Immigration officials have not yet answered Rosario's legal assertions. The government agency did not respond to specific inquiries about the claims.
The aviation facility incident
"Upon reaching the location, it was a very empty airport," Rosario remembered. "Just immigration transports were coming in."
"There were multiple vans with more detainees," she said.
They were confined to the transport at the airport for over four hours, watching other vans approach with men chained at their hands and feet.
"That portion was distressing," she said. "My offspring kept questioning why everyone was restrained hand and foot ... if they were criminals.
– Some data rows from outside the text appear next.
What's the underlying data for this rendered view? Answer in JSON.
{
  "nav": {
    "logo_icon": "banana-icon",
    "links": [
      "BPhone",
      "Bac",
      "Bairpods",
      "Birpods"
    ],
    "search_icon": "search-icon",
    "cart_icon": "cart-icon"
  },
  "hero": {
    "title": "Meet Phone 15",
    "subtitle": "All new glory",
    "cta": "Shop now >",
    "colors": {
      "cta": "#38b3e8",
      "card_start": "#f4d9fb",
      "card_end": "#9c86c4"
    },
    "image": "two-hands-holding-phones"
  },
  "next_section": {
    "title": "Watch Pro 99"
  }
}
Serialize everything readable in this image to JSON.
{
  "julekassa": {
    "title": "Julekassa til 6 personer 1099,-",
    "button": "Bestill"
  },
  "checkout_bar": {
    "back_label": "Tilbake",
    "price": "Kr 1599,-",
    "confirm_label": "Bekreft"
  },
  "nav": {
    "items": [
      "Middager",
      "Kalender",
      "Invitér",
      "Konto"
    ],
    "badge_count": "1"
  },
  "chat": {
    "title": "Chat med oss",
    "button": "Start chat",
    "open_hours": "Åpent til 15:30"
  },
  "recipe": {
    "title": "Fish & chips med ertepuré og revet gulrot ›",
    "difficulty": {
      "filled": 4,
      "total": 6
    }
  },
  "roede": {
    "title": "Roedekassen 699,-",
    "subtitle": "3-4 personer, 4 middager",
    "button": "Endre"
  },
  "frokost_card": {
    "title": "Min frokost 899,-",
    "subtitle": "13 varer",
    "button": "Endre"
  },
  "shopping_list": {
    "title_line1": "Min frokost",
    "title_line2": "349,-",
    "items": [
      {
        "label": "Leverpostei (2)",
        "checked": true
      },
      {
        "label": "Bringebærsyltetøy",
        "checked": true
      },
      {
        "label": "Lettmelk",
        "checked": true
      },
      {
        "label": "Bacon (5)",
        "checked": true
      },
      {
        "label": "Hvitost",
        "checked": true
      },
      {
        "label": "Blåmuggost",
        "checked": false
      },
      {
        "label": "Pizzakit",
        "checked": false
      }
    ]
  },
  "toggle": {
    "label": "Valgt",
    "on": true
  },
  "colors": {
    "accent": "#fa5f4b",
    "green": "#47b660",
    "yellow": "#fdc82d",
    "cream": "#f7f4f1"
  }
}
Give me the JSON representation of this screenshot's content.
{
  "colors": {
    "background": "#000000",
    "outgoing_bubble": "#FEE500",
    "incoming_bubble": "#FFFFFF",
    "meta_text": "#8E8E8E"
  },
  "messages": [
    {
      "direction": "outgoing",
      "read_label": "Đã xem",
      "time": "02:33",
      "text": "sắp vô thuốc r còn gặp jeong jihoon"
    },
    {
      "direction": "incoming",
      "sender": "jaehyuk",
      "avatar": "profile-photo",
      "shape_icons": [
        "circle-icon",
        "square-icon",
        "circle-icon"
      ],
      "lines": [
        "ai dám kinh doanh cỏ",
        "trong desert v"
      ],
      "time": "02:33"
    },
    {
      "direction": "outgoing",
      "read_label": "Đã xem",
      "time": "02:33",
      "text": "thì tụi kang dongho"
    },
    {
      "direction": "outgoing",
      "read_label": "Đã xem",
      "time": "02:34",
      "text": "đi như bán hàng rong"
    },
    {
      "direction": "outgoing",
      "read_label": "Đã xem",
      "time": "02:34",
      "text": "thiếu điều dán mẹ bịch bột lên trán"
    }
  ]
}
I told them it was just standard procedure."
The flight departure
The family was then compelled to board an aircraft, court filings state. At roughly then, according to records, an immigration regional supervisor eventually responded to Rosario's attorney – telling them a deportation delay had been denied. Rosario said she had not consented at any point for her two American-born offspring to be sent to another country.
Legal representatives said the date of the detention may not have been coincidental. They said the appointment – rescheduled three times without reason – may have been arranged to match with a deportation flight to Honduras the next day.
"Officials apparently channel as many cases as they can toward that airport so they can fill the flight and deport them," commented a attorney.
The aftermath
The whole situation has caused permanent damage, according to the lawsuit. Rosario still experiences concerns about exploitation and abduction in Honduras.
In a earlier communication, the government department stated that Rosario "decided" to bring her children to the required meeting in April, and was asked if she wanted authorities to assign the kids with someone protected. The department also claimed that Rosario chose to be deported with her children.
Ruby, who was couldn't finish her academic term in the US, is at risk of "academic regression" and is "undergoing serious mental health issues", according to the legal proceedings.
Romeo, who has now become five years old, was denied vital and necessary healthcare in Honduras. He briefly returned to the US, without his mother, to proceed with therapy.
"Romeo's deteriorating health and the halt in his therapy have caused Rosario substantial worry and emotional turmoil," the legal action alleges.
*Names of people involved have been changed.